= Pittsburgh knee rules =

Medical rules used in assessing knee injuries

The Pittsburgh knee rules are medical rules created to ascertain whether a knee injury requires the use of an X-ray to assess a fracture.

== Criteria ==
Blunt trauma or a fall as mechanism of injury and either of the following:
- Age younger than 12 years or older than 50 years.
- Inability to walk four weight-bearing steps in the emergency department.

If the patient satisfies the above criteria, they should receive an X-ray to assess for a possible fracture.

== Accuracy ==

The sensitivity of using the Pittsburgh knee rules is 99% with a specificity of 60%. That means the use of the above rules has a false negative result of 1% and a false positive result of 40%.
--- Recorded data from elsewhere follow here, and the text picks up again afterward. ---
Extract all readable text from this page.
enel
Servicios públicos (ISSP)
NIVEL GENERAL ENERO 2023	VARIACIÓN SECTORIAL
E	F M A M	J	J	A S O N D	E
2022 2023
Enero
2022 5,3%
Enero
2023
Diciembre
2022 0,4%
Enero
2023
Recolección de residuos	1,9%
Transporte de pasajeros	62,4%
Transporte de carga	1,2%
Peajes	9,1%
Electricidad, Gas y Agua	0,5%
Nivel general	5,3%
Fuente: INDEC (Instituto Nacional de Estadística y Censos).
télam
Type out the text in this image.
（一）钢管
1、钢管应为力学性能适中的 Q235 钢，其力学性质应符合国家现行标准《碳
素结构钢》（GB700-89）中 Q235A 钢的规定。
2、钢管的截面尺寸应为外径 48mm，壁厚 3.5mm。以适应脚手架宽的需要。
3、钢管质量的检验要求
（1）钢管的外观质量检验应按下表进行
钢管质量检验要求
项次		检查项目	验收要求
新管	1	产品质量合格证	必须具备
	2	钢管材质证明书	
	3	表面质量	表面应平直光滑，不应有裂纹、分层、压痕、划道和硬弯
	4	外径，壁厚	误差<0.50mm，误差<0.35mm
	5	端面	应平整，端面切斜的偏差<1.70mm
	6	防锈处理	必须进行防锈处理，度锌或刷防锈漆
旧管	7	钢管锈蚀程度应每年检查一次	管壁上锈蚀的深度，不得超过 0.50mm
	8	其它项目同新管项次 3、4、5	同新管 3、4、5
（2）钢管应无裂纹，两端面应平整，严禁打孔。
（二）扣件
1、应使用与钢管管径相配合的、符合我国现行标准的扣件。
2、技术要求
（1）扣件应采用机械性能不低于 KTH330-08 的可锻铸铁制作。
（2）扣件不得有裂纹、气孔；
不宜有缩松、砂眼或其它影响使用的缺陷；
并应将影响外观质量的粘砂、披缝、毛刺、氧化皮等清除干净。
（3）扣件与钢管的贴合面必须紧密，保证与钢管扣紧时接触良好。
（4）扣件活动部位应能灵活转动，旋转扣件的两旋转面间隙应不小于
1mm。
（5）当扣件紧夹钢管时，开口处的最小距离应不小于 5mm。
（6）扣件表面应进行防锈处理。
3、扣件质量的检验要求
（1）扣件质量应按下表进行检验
From a medical point of view, the false positive result is less important as if the patient is positive, they should receive an X-ray to assess for a possible fracture, which has a much higher specificity. However, from a practical point of view, false positives that lead to negative X-ray tests were the very thing that the knee rules are trying to address. Nonetheless, the Pittsburgh knee rules offer fewer false positives than do the Ottawa knee rules, though the Ottawa knee rules are more commonly used. The Ottawa knee rules count even a limping step as a step. Pittsburgh counts only a complete heel/toe plant as a step. This key difference likely accounts for the difference in specificity.

The use of the Pittsburgh knee rules reduces the use of knee radiographs by 52%.